To be clear - Mortgage Protection is just a type of life insurance policy.
There are many optional covers - level cover for the duration of the loan, illness cover etc. Each option costs extra and should be evaluated based on the needs of the person and their willingness/ability to pay extra for optional covers.
It will also be a requirement of the mortgage that the building itself is covered for at least the rebuilding cost, which will be determined by the mortgage valuation. The rebuilding cost is usually lower than the purchase price of the property itself. Contents insurance with the buildings insurance is optional but recommended.
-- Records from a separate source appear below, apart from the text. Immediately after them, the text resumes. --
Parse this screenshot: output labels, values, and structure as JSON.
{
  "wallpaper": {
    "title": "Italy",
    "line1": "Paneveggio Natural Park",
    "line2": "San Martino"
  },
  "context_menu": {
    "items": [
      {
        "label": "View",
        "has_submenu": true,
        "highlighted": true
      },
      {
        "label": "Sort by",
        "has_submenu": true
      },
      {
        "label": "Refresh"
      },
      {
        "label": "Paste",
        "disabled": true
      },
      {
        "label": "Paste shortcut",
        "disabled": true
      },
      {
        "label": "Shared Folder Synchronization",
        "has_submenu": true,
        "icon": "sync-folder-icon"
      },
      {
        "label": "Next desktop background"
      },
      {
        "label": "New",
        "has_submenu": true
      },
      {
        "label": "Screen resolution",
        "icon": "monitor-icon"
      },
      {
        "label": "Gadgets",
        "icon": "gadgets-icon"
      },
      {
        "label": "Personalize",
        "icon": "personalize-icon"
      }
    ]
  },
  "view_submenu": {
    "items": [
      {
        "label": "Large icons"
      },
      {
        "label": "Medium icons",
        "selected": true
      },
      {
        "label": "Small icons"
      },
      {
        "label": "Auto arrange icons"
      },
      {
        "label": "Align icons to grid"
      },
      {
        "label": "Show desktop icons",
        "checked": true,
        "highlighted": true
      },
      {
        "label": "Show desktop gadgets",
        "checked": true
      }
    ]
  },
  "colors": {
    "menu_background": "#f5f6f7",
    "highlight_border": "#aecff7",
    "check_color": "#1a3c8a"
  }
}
I'm a broker and so my comments should be read taking my biased standpoint into consideration, but it's rarely a good idea to purchase the Mortgage Protection or House Insurance from your lender. Banks act as tied agents for life insurance companies - i.e. they can only sell you the products of one company. Bank of Ireland are tied to New Ireland Assurance and most of the others are tied to Irish Life. Your family member would be well advised to get the bank's best quotes and then shop around for their requirements and go with the ones offering the better deal. (In my experience, that's very rarely the bank.) It's illegal for a lender to make a mortgage offer conditional on the customer taking the insurances with the bank. And it's not easier or quicker to go with the bank for the insurances - the bank is only acting as an insurance sales agent and the customer still has to apply to the insurance company anyway.